From Rawalpindi the team moved to the eastern port of Karachi, where they chartered the merchant ship MV Alpha and headed for Mumbai.

It was during this crucial phase, as the cargo ship headed into the Arabian Sea, the terrorists appeared to almost lose their nerve. The Indian Navy was very active, Kasab was quoted as saying, boarding foreign vessels and searching their holds. The terrorists thought their plan might be compromised, so on November 15 or 16 the teams used their inflatable speed boats to hijack a fishing boat, the Kuber.

Indian media reported Kasab was one of four terrorists who entered Mumbai with fake identities, posing as overseas students.

They booked into the Taj Mahal hotel four days before the attack and allegedly stockpiled weapons and explosives.

There is great anger in India that a small group of terrorists could mount a siege that paralysed the city for nearly three days.

Yesterday the politician responsible for counter-terrorism, the Home Minister, Shivraj Patel, resigned.
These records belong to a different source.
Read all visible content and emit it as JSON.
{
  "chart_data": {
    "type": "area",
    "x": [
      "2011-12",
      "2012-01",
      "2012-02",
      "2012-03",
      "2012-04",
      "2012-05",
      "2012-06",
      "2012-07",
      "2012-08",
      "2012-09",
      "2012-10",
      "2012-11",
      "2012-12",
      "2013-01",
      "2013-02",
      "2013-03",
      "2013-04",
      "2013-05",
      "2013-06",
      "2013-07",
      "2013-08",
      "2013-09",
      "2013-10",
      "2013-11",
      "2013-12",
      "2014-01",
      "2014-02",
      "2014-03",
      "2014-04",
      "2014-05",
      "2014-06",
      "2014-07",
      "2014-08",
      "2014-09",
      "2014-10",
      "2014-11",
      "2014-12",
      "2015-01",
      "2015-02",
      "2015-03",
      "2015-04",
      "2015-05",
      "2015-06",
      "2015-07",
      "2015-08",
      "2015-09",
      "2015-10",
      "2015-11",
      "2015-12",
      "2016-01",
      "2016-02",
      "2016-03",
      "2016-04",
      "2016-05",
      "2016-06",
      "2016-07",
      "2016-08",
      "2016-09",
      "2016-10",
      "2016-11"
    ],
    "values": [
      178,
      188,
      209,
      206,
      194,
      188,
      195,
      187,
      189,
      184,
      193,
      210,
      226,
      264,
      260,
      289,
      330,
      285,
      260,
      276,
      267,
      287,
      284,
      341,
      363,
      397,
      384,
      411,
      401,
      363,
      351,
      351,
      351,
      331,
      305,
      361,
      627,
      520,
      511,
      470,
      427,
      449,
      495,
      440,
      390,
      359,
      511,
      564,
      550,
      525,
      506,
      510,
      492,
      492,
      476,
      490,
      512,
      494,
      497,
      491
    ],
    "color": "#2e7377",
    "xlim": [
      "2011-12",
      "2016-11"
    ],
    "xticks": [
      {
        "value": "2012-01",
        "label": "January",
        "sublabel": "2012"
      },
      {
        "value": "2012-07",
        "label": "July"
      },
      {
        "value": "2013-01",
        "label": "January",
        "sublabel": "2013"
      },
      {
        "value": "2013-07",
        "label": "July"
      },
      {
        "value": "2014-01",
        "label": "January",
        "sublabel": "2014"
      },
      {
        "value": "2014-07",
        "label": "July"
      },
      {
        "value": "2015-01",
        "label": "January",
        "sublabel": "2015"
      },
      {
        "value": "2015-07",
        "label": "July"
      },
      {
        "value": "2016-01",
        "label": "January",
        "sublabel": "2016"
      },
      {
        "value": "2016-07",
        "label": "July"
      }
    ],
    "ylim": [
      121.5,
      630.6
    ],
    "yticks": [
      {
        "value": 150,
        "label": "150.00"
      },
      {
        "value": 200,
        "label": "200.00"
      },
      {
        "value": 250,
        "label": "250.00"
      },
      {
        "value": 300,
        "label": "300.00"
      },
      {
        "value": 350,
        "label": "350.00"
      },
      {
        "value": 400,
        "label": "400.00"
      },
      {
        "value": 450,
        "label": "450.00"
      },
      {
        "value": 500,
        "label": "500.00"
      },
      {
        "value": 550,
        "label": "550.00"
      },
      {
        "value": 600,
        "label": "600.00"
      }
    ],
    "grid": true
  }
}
He has been under pressure for months following a spate of attacks in big Indian cities since May. He resigned amid allegations that authorities received recent warnings that Mumbai was vulnerable to attack from the sea.

Police believe attacks at the Leopold cafe, popular with tourists, and at CST station may have been diversions to provide cover as other members of the gang stormed their two main targets: Mumbai's two luxury Hotels, the Taj Mahel and Trident-Oberoi.

Kasab was pictured, with assault rifle in hand, entering the CST railway terminal where he and another terrorist fired indiscriminately into the packed terminal.

Kasab and his accomplice, Abu Dera Ismail Khan, also shot dead three of Mumbai's top policeman including Anti-terrorism chief, Hemant Karkare.

Kasab was captured at the Girgaum Chowpatty Naka in Mumbai while he was trying to escape in a car he had taken from its owner. Kasab, understood to speak fluent English, told police he was trained to "kill to the last breath".